Есть в мире тьма, Гораций, кой чего,

Что вашей философии не снилось.

Эту бы Нинею, да к нам в девяностые годы, ставила бы общечеловеков в такие позы, что и в «Камасутре» не найдешь. Только вот, что-то очень быстро она закруглилась, когда я про подпольную работу, да подрывную литературу намекнул…".

— Мисяня!

Возле постели обнаружилась девчушка лет шести-семи, позади нее топтались два мальчишки, один, примерно, того же возраста, другой — совсем малыш.

— Здравствуй, красна девица, тебя как звать?

— Красава, а его Глеб, а его Неждан.

— Ну вот, а я, как раз наоборот — Ждан.

— Не-а, баба велела тебя Мисяней звать!

"Вот те на! Всех родовыми именами кличет, а меня христианским. С чего бы это?".

— Мисяня, расскажи сказку!

— Так вам баба Нинея, наверно, все сказки уже рассказала, она же их больше меня знает.

— А ты расскажи новую!

"Железная логика! Как можно конкурировать со сказочницей, лично знакомой с бабой Ягой? Только придумать что-то новое. Что ж им рассказать? Карлсон и Электроник отпадают сразу же, как персонажи совершенно невообразимые. Буратино? Тоже не подходит — они не знают, что такое кукольный театр".

— Мисяня! Ну расскажи!

— Сейчас, сейчас, Красава, дай только вспомню.

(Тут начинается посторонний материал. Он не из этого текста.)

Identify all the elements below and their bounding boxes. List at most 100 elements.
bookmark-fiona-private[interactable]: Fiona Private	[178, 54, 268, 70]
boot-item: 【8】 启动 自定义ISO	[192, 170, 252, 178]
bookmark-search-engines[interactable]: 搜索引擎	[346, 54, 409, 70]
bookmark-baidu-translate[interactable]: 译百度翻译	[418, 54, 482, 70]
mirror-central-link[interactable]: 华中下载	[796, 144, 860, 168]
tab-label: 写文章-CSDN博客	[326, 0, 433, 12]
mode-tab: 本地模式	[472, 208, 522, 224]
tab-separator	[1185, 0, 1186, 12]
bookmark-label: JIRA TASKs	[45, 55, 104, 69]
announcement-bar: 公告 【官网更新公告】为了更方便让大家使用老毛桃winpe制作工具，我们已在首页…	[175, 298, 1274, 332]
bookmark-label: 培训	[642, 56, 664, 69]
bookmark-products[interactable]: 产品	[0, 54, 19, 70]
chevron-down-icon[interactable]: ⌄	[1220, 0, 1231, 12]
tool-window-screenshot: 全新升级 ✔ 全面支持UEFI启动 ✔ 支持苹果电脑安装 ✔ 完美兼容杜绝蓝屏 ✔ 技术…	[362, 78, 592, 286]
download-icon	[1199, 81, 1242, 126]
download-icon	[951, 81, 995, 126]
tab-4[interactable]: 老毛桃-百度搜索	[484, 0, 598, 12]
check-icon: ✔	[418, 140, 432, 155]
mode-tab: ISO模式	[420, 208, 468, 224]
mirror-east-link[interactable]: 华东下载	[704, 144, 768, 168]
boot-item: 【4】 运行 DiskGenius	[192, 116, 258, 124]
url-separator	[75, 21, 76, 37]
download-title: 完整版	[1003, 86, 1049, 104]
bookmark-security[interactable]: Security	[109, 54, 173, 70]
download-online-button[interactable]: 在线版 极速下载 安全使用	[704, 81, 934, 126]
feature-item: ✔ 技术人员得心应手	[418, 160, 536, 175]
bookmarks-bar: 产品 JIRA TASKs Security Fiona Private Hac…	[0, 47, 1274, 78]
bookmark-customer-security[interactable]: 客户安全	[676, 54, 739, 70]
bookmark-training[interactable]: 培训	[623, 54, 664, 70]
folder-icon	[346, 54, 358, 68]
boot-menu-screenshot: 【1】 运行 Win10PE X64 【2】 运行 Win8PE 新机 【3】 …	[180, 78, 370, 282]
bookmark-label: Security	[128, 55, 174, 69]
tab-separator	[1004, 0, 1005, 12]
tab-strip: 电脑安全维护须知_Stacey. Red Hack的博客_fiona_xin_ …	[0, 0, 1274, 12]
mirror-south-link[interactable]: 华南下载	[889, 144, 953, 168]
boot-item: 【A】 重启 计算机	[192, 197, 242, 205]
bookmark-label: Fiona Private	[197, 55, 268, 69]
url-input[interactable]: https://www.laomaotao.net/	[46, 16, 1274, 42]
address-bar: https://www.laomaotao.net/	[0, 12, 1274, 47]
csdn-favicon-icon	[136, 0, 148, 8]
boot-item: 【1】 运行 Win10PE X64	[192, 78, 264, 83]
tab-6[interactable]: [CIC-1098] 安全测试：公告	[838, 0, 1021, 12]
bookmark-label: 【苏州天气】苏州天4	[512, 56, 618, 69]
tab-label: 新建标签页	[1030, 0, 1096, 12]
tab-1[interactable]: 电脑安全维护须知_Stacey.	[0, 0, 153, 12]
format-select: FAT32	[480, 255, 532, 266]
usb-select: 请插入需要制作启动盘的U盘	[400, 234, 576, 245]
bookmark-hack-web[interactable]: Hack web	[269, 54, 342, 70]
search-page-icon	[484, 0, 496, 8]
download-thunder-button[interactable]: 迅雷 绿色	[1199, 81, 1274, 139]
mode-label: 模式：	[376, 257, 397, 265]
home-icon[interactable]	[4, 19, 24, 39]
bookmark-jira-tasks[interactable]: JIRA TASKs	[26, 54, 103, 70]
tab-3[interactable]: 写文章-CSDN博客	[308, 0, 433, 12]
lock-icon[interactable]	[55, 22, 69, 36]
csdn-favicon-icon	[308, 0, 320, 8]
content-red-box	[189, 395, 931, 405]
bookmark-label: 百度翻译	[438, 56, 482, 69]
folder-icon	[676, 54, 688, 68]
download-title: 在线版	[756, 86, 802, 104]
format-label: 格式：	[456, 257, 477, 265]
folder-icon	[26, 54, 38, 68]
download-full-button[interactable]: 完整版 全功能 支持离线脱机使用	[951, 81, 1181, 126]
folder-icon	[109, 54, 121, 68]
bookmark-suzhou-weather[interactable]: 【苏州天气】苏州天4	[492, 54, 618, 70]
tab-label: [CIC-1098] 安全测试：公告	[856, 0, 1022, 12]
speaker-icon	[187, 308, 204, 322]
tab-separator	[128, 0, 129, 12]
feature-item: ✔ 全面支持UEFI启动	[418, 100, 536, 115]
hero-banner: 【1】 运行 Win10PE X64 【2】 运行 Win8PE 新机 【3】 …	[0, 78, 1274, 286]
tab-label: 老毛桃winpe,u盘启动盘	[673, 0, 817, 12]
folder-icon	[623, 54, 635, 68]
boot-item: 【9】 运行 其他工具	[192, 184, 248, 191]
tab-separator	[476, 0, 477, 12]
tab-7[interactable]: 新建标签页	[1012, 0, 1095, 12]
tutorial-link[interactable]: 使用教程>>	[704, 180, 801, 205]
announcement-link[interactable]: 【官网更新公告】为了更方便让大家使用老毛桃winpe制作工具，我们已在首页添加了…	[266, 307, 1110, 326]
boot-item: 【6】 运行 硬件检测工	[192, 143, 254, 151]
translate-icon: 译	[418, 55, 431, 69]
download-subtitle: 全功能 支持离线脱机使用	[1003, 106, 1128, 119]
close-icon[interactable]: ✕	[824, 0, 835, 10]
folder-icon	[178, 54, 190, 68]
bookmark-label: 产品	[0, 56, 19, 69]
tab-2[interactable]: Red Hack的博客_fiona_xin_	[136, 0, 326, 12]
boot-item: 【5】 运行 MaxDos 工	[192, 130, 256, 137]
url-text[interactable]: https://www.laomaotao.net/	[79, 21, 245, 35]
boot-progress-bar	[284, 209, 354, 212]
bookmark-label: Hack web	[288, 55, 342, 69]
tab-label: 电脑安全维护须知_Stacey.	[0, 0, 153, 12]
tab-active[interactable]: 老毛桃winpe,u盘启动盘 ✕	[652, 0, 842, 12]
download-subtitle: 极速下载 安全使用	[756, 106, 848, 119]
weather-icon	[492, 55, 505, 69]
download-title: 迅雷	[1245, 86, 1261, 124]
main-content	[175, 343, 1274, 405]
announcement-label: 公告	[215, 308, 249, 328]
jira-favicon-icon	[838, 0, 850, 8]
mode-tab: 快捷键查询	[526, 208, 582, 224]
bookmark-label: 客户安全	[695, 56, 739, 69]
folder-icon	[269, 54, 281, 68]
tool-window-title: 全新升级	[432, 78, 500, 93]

"Незнайку? Нет, не катит: воздушный шар, автомобиль… Блин! Совсем новое не лезет ни в какие ворота, придется идти в глубь веков. Ну, товарищ Пушкин, выручай!".

— У самого синего моря жил старик со своею старухой. Старик ловил неводом рыбу, а старуха пряла пряжу…

Слушали, что называется, затаив дыхание, в очередной раз подтверждая, что классика — всегда классика, понятна всем и во все времена. Единственное, что, на всякий случай, пришлось подправить, это заменить столбовую дворянку на боярыню. Ну, так смысл этого титула и в ХХ веке далеко не все понимают. На бис, с не меньшим успехом пошла история про Машу и трех медведей. Тут, правда, возникли сложности с мебелью. Стулья пришлось поменять на лавки, а кровати… опять на лавки, ничего не поделаешь, уложить медведей вповалку на полати — разрушить сюжет. Зато Крыловская ворона, лишившаяся завтрака вследствие желания стать звездой шоу бизнеса, ни в каких поправках не нуждалась. Разве что, на языке XII века получилось не в рифму. Но, все равно, публика была в восторге.

Так дальше и пошло: каждый вечер Мишка отрабатывал функцию передачи "Спокойной ночи, малыши", то и дело замечая, в числе слушателей бабку Нинею, и постоянно ожидая вопросов по поводу того, откуда ему известно столько сказок. Слава Богу, Нинея этим интересоваться не стала — какой бы обширной библиотека отца Михаила ни была, наличие в ней сочинений Пушкина, Крылова, Андерсена, Перро и прочих, было бы сущей дичью, а соврать старухе, как Мишка уже убедился, было совершенно невозможно.

Детский организм заращивал раны быстро. Мишка начал вставать, выбираться на улицу. Особой радости, по правде сказать, это не доставляло. Дождливая осень, и без того — не самое лучшее время для прогулок, а вид мертвой деревни, в одночасье потерявшей практически всех жителей, еще более усугублял тоскливость пейзажа.